The role of government
According to Kristie Seawright, Executive director of the Global Economic Monitor, in order for entrepreneurship training to be productive in low-income countries, it needs to be complimented by beneficial government policies, infrastructure, and other basic requirements.
The first stage of instilling entrepreneurship as a culture is by rewarding it socially and financially by society. Whilst the social reward comes from each and everyone one of us celebrating and encouraging entrepreneurial individuals, the financial reward is primarily the government’s responsibility.
In many ways government controls the balance of a country’s risk reward equation, which is a key component in incentivising entrepreneurial activity. A key first action that government must take is to de-stigmatise financial failure. Bankruptcy related laws need to be amended to ensure that one business failure does not mean the end of a person’s career, but rather becomes a learning opportunity for future entrepreneurial success.

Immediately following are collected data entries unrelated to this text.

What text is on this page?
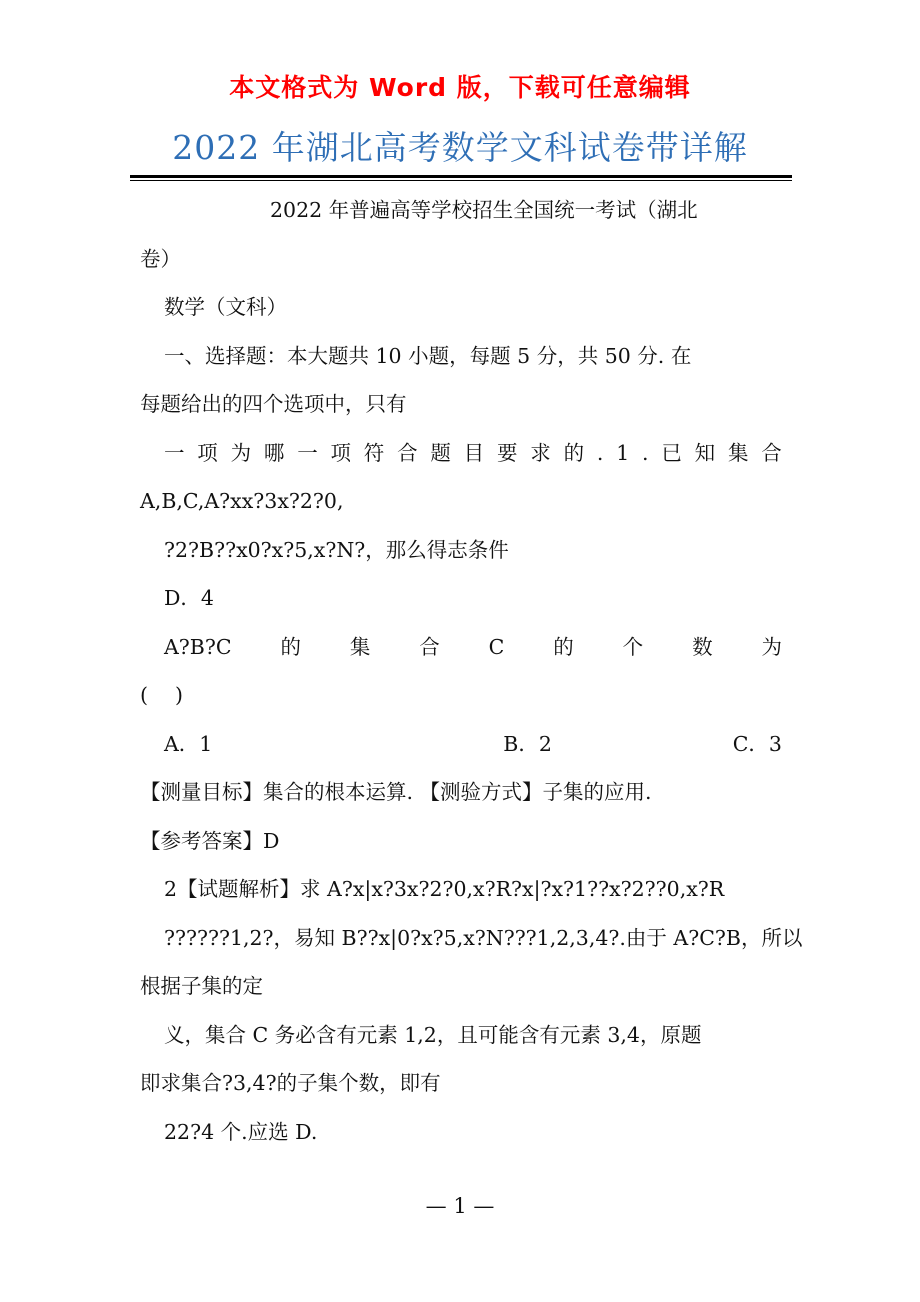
本文格式为 Word 版，下载可任意编辑
2022 年湖北高考数学文科试卷带详解
2022 年普遍高等学校招生全国统一考试（湖北
卷）
数学（文科）
一、选择题：本大题共 10 小题，每题 5 分，共 50 分. 在
每题给出的四个选项中，只有
一 项 为 哪 一 项 符 合 题 目 要 求 的 . 1 . 已 知 集 合
A,B,C,A?xx?3x?2?0,
?2?B??x0?x?5,x?N?，那么得志条件
D．4
A?B?C 的 集 合 C 的 个 数 为
(　 )
A．1	B．2	C．3
【测量目标】集合的根本运算. 【测验方式】子集的应用.
【参考答案】D
2【试题解析】求 A?x|x?3x?2?0,x?R?x|?x?1??x?2??0,x?R
??????1,2?，易知 B??x|0?x?5,x?N???1,2,3,4?.由于 A?C?B，所以
根据子集的定
义，集合 C 务必含有元素 1,2，且可能含有元素 3,4，原题
即求集合?3,4?的子集个数，即有
22?4 个.应选 D.
— 1 —
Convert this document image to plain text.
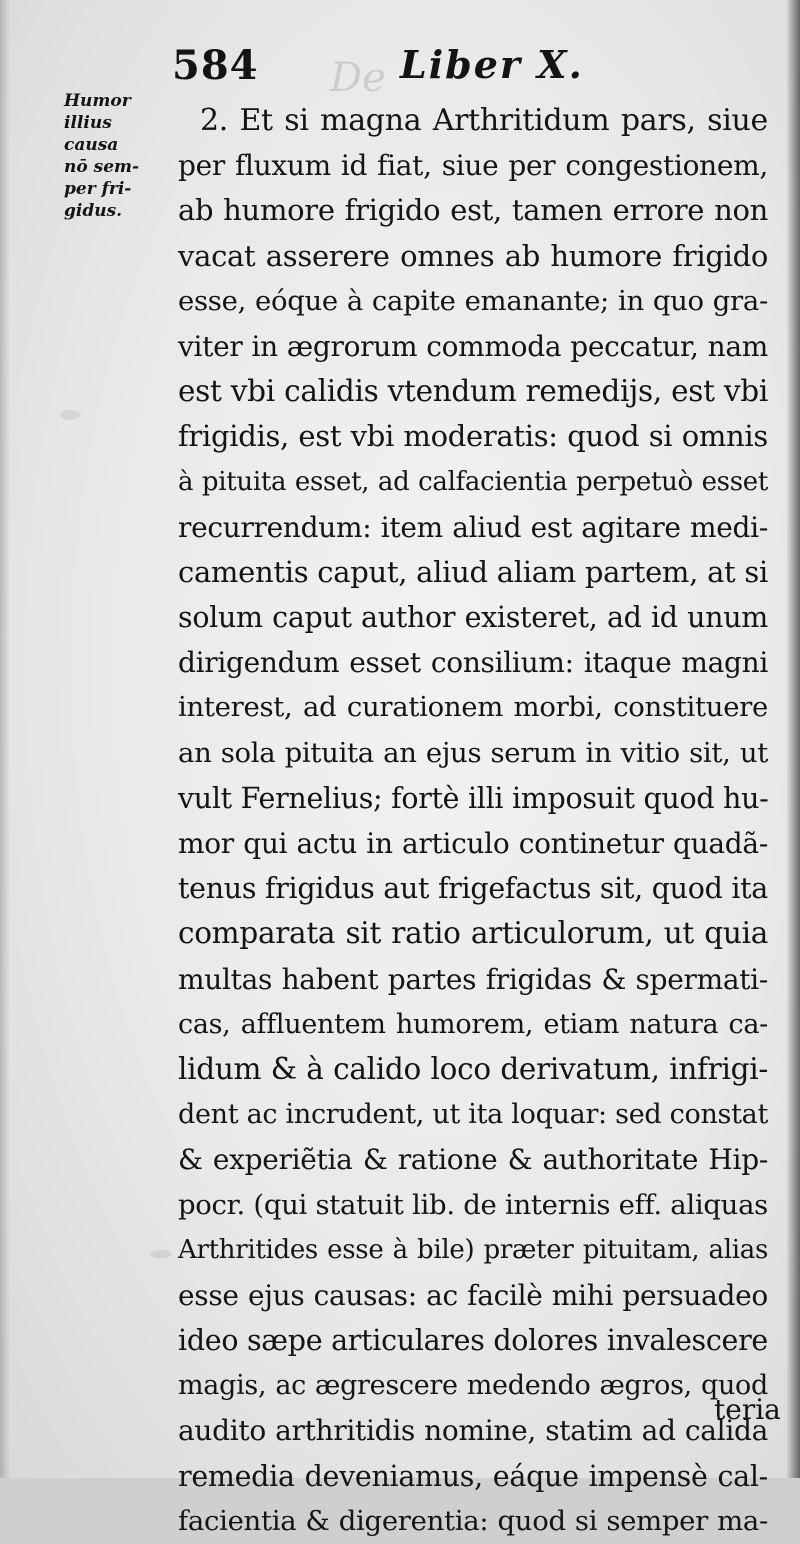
De
584	Liber X.
Humor
illius
causa
nō sem-
per fri-
gidus.
2. Et si magna Arthritidum pars, siue
per fluxum id fiat, siue per congestionem,
ab humore frigido est, tamen errore non
vacat asserere omnes ab humore frigido
esse, eóque à capite emanante; in quo gra-
viter in ægrorum commoda peccatur, nam
est vbi calidis vtendum remedijs, est vbi
frigidis, est vbi moderatis: quod si omnis
à pituita esset, ad calfacientia perpetuò esset
recurrendum: item aliud est agitare medi-
camentis caput, aliud aliam partem, at si
solum caput author existeret, ad id unum
dirigendum esset consilium: itaque magni
interest, ad curationem morbi, constituere
an sola pituita an ejus serum in vitio sit, ut
vult Fernelius; fortè illi imposuit quod hu-
mor qui actu in articulo continetur quadã-
tenus frigidus aut frigefactus sit, quod ita
comparata sit ratio articulorum, ut quia
multas habent partes frigidas & spermati-
cas, affluentem humorem, etiam natura ca-
lidum & à calido loco derivatum, infrigi-
dent ac incrudent, ut ita loquar: sed constat
& experiẽtia & ratione & authoritate Hip-
pocr. (qui statuit lib. de internis eff. aliquas
Arthritides esse à bile) præter pituitam, alias
esse ejus causas: ac facilè mihi persuadeo
ideo sæpe articulares dolores invalescere
magis, ac ægrescere medendo ægros, quod
audito arthritidis nomine, statim ad calida
remedia deveniamus, eáque impensè cal-
facientia & digerentia: quod si semper ma-
teria
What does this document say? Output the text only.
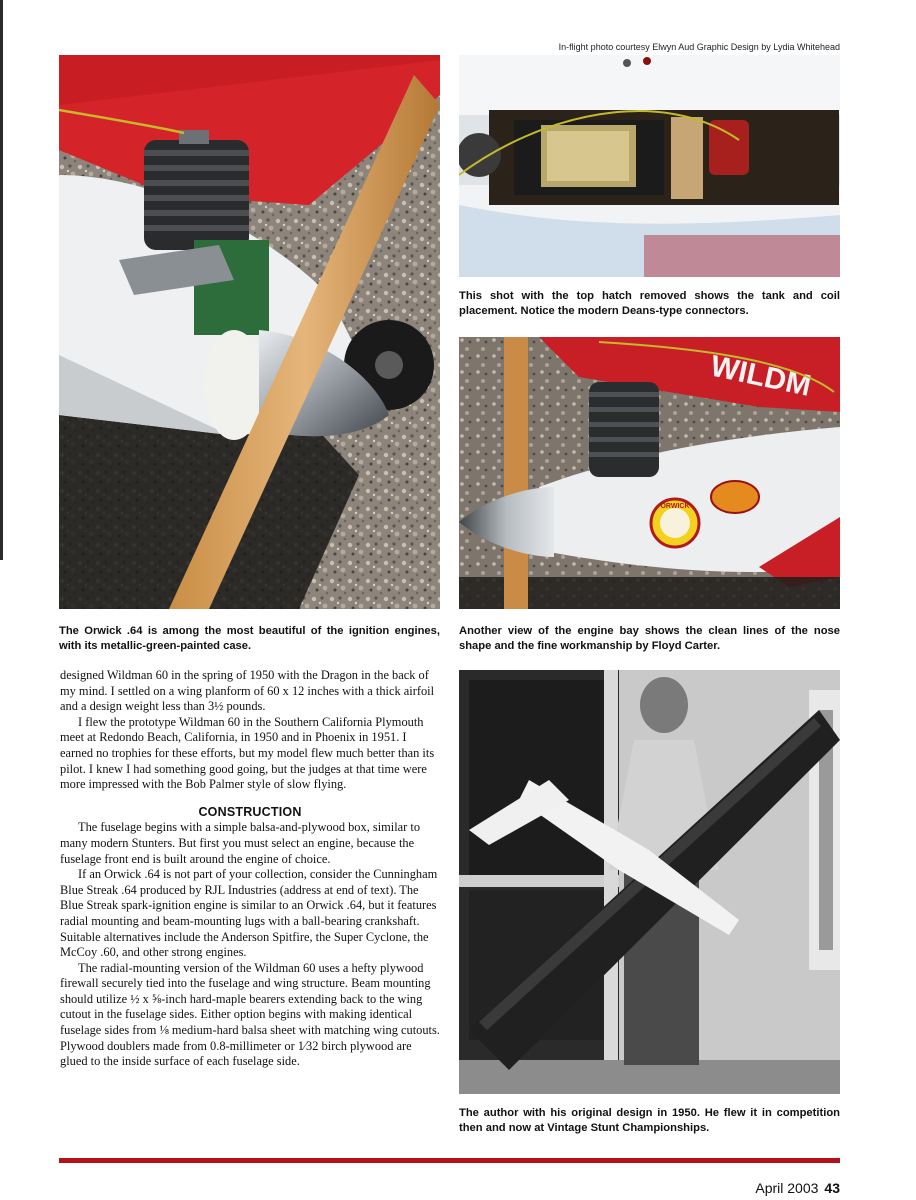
In-flight photo courtesy Elwyn Aud Graphic Design by Lydia Whitehead
This shot with the top hatch removed shows the tank and coil placement. Notice the modern Deans-type connectors.
WILDM
ORWICK
The Orwick .64 is among the most beautiful of the ignition engines, with its metallic-green-painted case.
Another view of the engine bay shows the clean lines of the nose shape and the fine workmanship by Floyd Carter.

designed Wildman 60 in the spring of 1950 with the Dragon in the back of my mind. I settled on a wing planform of 60 x 12 inches with a thick airfoil and a design weight less than 3½ pounds.

I flew the prototype Wildman 60 in the Southern California Plymouth meet at Redondo Beach, California, in 1950 and in Phoenix in 1951. I earned no trophies for these efforts, but my model flew much better than its pilot. I knew I had something good going, but the judges at that time were more impressed with the Bob Palmer style of slow flying.

CONSTRUCTION

The fuselage begins with a simple balsa-and-plywood box, similar to many modern Stunters. But first you must select an engine, because the fuselage front end is built around the engine of choice.

If an Orwick .64 is not part of your collection, consider the Cunningham Blue Streak .64 produced by RJL Industries (address at end of text). The Blue Streak spark-ignition engine is similar to an Orwick .64, but it features radial mounting and beam-mounting lugs with a ball-bearing crankshaft. Suitable alternatives include the Anderson Spitfire, the Super Cyclone, the McCoy .60, and other strong engines.

The radial-mounting version of the Wildman 60 uses a hefty plywood firewall securely tied into the fuselage and wing structure. Beam mounting should utilize ½ x ⅝-inch hard-maple bearers extending back to the wing cutout in the fuselage sides. Either option begins with making identical fuselage sides from ⅛ medium-hard balsa sheet with matching wing cutouts. Plywood doublers made from 0.8-millimeter or 1⁄32 birch plywood are glued to the inside surface of each fuselage side.

The author with his original design in 1950. He flew it in competition then and now at Vintage Stunt Championships.
April 2003 43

Yet there are two sides to this equation and government would be well advised to leverage the rewards on offer for entrepreneurial endeavour – a quick win would be by means of greater taxation concessions for start-up companies.
It is crucial for a developing country such as ours to stimulate and embrace an entrepreneurial spirit to achieve the much-required economic transformation and a stronger presence in the global economy.
There are no lucky individuals who magically acquire entrepreneurial success, just as there are no predictable traits that will give them a competitive entrepreneurial edge. There is no consistent profile of an entrepreneurial individual. Some are extroverted, others the opposite. The only common thread found across entrepreneurs is a deep desire for achievement and a discontent with the current status of a particular context.
In much the same way that a consistent proportion of the population across different countries excels at mathematics, it is likely that a similar proportion of the population are entrepreneurs. It is believed that this proportion is approximately 20%. In South Africa the actual level of entrepeneurship currently sits at 5% which leaves us with a deficit of 15%.
We need to understand why this deficit exists and attempt to unleash the latent entrepreneurial activity that should exist within that 15% .
These individuals do not need to be taught entrepreneurship as much as opened up to the possibility and then to be encouraged to exercise their natural ability in this area.
This does not exclude the remaining 80% of the population group where the question of nurture vs nature and whether entrepreneurship can be taught becomes even more amplified.
Not everyone can be an entrepreneur; however, it is imperative that the skills and attitudes of an entrepreneurial mindset are adopted more widely in response to the increased rate of change in society.